Class discussion had not been structured as a debate; however, it seemed inevitably to evolve in that direction, probably because the men were not accustomed to being challenged or contradicted by women, and because both men and women tended to rally behind their own.
There was a happy ending. Understanding that the individuals were speaking in class as they ordinarily did only in private, students became conscientious discussers. Since women and minority men are more likely to be guarded, it was a new experience for them to speak honestly and aggressively in public. For white men, the new experience was to find themselves often in the minority.
I suspect that the experience in my class is an analogue for what is happening more broadly on campuses and in other arenas, too. The once-silent, who were assumed to agree, are stating their disagreement. The once-unchallenged are being put on the defensive. The inadequacies of radical individualism are being exposed. The myth of a golden age of meritocracy is being questioned: Just imagine what it would be like if we all really did get just what we deserved!
Dark mutterings about "political correctness" are the mark of the greenhorn, of one new to the rough and tumble of debate or unaccustomed to having to live with some uncomfortable results of the democratic process. Substituting symbols and name-calling for evidence and logic has long been the hallmark of an especially destructive and nasty form of win-at-any-cost politics. Shouldn't we strive for something better? Can't we agree that we will sometimes disagree?

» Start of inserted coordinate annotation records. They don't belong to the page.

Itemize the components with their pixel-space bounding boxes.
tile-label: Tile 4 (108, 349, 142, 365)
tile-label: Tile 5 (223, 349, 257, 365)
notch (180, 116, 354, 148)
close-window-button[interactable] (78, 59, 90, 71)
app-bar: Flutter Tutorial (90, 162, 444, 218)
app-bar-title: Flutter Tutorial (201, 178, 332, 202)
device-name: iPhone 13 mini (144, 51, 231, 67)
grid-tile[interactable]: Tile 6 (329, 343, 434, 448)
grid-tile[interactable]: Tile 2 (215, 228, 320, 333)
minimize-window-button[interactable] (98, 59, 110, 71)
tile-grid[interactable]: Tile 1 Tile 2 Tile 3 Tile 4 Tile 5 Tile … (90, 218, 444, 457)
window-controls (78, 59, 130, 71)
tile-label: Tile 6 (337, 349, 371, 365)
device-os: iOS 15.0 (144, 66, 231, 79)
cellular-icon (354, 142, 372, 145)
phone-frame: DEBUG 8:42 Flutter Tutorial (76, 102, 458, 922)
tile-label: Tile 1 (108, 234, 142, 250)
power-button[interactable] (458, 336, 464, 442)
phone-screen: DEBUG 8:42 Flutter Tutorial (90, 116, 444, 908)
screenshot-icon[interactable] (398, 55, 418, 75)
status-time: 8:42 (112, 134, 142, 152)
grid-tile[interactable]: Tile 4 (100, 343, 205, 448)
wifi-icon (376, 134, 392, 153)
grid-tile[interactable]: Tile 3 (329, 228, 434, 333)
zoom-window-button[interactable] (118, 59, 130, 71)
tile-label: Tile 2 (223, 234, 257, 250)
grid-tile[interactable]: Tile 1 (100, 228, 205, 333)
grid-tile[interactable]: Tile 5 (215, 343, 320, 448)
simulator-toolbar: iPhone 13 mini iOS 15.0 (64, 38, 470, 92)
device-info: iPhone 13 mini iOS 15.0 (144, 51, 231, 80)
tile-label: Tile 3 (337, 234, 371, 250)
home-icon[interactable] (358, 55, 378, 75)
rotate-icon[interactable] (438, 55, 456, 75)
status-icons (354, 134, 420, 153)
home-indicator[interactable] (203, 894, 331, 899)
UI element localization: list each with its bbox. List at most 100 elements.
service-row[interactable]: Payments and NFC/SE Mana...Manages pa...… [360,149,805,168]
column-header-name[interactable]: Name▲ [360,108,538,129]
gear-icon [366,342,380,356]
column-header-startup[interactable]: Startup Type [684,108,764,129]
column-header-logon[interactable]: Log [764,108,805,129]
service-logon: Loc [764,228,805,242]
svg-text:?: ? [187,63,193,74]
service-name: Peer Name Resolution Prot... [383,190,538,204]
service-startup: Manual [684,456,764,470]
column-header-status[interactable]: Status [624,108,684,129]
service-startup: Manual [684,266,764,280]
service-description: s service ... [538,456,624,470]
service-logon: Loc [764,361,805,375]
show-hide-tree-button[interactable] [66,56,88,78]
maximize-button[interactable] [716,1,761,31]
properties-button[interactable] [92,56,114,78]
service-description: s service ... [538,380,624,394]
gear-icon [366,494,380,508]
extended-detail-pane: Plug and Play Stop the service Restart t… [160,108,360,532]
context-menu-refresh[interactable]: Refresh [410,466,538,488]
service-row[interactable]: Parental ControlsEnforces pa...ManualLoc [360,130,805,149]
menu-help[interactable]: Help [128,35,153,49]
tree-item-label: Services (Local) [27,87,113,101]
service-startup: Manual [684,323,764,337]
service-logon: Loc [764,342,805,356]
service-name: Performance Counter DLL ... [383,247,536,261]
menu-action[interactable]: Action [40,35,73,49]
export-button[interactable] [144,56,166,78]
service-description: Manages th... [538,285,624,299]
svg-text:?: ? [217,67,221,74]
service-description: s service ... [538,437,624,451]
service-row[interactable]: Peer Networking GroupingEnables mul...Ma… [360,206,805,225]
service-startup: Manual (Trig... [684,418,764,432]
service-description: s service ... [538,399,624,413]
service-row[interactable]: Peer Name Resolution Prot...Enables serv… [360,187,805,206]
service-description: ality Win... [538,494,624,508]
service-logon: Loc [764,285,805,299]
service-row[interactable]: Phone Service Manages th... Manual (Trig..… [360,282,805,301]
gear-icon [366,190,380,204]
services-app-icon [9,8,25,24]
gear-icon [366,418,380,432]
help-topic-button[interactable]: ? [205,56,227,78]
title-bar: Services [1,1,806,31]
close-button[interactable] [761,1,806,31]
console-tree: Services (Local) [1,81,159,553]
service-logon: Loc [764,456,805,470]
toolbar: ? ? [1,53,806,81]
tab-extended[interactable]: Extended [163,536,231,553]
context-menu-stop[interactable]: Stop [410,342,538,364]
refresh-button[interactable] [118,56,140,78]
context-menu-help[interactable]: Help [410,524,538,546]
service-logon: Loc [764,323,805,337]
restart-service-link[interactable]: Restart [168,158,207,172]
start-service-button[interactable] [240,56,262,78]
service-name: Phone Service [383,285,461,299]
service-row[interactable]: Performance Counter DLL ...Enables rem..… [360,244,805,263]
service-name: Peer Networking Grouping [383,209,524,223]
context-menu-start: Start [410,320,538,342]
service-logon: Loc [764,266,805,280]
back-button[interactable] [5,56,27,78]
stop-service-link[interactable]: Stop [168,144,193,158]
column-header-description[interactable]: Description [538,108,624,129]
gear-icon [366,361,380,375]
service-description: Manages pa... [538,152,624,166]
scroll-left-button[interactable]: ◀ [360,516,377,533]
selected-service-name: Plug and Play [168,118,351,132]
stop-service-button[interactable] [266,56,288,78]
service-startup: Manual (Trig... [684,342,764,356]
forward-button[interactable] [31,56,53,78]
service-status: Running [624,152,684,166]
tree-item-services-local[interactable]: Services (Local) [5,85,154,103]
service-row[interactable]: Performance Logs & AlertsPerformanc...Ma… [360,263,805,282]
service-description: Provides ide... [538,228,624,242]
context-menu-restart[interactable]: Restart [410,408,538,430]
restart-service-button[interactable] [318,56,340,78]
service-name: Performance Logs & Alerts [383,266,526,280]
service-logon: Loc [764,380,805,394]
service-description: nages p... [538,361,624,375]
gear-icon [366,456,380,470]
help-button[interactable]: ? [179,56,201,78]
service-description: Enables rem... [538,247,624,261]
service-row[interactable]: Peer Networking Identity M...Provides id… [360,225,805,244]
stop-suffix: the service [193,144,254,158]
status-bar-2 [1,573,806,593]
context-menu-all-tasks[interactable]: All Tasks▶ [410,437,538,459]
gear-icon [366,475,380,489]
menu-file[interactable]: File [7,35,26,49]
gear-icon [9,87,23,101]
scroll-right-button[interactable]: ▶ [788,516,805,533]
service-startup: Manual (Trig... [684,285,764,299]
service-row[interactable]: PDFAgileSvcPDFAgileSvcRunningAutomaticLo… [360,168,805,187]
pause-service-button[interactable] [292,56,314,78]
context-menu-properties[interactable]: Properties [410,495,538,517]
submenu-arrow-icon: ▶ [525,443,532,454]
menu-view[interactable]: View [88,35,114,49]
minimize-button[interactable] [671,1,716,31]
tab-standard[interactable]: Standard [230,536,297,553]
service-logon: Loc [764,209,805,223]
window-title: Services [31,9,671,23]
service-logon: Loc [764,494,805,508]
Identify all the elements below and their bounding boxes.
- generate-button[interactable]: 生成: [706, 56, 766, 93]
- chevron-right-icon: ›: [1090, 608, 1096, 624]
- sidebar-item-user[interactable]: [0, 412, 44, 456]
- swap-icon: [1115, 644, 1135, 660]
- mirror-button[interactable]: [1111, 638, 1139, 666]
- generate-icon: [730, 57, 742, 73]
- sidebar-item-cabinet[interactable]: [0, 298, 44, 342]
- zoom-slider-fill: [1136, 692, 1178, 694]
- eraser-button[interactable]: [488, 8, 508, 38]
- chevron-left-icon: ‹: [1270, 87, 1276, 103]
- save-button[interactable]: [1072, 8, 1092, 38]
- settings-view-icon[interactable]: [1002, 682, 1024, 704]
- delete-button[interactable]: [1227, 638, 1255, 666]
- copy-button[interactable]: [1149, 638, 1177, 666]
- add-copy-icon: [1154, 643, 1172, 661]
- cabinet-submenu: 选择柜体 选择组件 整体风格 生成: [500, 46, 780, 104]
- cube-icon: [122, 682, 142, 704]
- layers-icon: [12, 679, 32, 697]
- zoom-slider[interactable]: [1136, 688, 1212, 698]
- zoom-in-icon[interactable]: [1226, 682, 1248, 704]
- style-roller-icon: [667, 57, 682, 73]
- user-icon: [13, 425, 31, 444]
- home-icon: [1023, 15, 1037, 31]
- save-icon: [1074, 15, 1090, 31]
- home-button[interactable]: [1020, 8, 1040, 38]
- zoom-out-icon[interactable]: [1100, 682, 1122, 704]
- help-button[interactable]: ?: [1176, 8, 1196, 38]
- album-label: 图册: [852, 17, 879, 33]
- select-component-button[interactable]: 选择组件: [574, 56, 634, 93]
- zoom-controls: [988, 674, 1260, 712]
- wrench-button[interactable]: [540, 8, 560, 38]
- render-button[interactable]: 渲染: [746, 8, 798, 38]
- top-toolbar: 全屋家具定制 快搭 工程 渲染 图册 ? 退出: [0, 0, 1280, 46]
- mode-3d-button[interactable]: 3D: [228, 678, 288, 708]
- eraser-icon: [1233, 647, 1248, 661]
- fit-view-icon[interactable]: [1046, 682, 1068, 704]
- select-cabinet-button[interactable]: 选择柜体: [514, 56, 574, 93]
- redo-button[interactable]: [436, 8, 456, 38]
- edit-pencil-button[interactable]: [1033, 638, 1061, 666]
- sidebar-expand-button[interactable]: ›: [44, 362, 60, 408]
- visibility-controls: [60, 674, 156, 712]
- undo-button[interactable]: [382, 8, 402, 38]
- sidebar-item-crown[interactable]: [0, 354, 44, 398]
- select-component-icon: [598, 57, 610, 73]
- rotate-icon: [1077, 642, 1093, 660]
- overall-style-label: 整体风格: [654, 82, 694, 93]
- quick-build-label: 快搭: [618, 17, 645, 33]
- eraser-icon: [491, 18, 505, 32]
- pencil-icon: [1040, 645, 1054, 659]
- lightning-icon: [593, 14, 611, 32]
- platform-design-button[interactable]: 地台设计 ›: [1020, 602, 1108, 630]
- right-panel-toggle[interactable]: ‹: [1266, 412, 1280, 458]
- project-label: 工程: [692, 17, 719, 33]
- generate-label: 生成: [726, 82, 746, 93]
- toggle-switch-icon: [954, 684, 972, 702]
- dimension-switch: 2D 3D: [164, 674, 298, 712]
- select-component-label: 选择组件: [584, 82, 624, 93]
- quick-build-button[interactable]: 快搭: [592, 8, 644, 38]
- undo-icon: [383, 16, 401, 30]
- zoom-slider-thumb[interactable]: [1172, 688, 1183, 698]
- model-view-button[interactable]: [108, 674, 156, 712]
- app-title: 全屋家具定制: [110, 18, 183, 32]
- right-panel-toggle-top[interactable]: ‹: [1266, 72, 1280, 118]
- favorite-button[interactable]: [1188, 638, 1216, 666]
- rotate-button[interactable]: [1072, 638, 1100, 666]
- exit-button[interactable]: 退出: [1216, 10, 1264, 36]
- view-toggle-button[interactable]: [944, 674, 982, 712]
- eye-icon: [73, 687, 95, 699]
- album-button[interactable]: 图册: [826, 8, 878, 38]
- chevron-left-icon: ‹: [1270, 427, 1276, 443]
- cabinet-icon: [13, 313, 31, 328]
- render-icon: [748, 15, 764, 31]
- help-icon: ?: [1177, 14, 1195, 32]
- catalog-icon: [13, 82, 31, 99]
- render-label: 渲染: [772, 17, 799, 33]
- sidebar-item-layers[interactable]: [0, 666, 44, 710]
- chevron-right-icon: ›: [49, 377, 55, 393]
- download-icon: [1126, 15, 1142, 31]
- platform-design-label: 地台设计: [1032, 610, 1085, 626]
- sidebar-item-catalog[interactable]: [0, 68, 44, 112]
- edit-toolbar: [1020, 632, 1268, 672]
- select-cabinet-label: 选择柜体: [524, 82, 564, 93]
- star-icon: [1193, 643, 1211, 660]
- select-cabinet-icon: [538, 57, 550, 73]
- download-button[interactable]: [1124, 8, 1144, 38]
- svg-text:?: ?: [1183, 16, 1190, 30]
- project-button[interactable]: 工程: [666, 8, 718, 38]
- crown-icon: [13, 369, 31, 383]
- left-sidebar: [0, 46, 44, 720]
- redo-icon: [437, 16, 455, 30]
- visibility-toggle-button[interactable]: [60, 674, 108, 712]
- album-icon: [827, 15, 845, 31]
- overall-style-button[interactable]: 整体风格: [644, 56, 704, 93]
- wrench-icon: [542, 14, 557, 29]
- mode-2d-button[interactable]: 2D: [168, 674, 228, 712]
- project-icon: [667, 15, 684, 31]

Whining about "PC" is unbecoming, George. It is a cheap shot, Alan. Why not simply state and defend your position, wherever, whenever and as long as necessary, like the rest of us? It isn't always fun, and you don't always win. In the old days, when women complained, we were told that all we needed was some "good sex." Later, we were "castrating." Now, we're just not "team players." Frankly, I'd be glad to settle for being called incorrect.
Judith Stiehm is provost of Florida International University in Miami and author of "Arms and the Enlisted Woman."